Upon inspection, she found that the logo of the school - which features a palm tree with the British and Saudi flags either side - had been modified by a patch of cloth:
“Like all retailers who operate in Saudi, we comply fully with local legislation," an M&S spokesperson told Middle East Eye.
"This was an isolated instance on a very small handful of bespoke school uniform products for a local international school in Riyadh. We are now selling the bespoke uniforms directly to the parents at the school.”
MEE contacted the British Embassy in Riyadh, a member of the British Council, the Saudi Embassy in the UK and the British International School for comment, but at time of publication had received no response from any.
The Committee for the Promotion of Virtue and the Prevention of Vice in Saudi Arabia was originally established in 1940 in order to enforce the Kingdom’s conservative values, such as forcing women to cover up and preventing religious proselytising by non-Islamic groups.
Christianity, like all non-Islamic religions, is officially outlawed in Saudi Arabia, although there are thought to be more than a million Roman Catholics within the country, most of whom are expats.

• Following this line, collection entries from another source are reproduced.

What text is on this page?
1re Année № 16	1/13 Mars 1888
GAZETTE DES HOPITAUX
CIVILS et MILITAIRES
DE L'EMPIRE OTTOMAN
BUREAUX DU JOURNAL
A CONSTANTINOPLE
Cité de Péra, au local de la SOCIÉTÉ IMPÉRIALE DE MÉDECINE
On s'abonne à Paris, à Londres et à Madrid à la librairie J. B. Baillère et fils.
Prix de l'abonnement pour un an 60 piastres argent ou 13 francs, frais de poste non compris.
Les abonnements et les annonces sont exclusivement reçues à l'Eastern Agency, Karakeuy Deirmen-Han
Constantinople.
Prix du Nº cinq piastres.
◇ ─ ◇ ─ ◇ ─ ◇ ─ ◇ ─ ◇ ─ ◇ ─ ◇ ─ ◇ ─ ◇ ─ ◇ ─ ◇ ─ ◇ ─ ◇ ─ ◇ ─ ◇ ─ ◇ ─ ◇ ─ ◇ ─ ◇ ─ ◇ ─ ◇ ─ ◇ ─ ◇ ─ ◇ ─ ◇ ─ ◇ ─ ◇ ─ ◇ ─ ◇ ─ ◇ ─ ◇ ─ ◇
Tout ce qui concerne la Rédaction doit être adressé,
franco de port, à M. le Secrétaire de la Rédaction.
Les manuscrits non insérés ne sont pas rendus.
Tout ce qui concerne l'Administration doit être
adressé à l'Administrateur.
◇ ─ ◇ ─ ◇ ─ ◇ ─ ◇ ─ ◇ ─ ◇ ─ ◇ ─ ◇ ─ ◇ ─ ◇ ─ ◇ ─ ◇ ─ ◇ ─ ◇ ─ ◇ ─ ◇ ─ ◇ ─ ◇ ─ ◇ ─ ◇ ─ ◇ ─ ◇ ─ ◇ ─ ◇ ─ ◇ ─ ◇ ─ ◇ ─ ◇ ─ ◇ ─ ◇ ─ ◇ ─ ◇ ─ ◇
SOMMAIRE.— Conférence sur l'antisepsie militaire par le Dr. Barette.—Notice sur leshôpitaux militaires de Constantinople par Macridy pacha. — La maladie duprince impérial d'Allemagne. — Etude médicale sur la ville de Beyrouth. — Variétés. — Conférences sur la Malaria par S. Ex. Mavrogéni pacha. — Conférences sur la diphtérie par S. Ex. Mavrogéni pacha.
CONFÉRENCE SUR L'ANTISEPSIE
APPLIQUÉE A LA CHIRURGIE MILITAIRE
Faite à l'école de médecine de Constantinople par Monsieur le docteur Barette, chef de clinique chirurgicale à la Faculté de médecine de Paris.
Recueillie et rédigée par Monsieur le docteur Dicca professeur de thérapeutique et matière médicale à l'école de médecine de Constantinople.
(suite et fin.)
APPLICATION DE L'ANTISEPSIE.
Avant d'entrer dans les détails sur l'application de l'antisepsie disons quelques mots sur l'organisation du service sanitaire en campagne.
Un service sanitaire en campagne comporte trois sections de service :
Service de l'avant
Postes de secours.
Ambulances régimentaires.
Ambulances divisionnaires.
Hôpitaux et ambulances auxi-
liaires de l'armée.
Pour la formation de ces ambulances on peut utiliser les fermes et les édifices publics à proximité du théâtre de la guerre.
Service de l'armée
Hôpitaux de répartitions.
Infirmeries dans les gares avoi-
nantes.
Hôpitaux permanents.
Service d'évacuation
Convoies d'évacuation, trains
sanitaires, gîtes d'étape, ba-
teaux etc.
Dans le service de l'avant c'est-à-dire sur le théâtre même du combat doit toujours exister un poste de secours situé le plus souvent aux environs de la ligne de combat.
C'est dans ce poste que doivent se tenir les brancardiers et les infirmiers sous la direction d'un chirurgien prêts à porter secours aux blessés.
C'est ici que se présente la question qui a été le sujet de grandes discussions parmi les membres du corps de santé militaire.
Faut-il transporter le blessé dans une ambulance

The Grand Mufti of Saudi Arabia, Abdul-Aziz ibn Abdullah Al ash-Sheikh, has previously called for all churches in the Gulf to be destroyed.
Britain and Saudi Arabia have had a long-established relationship since the latter's establishment in 1932.
Following the death of the former King Abdullah in 2015, flags across the UK were flown at half mast, although this provoked criticism in some quarters from human rights activists.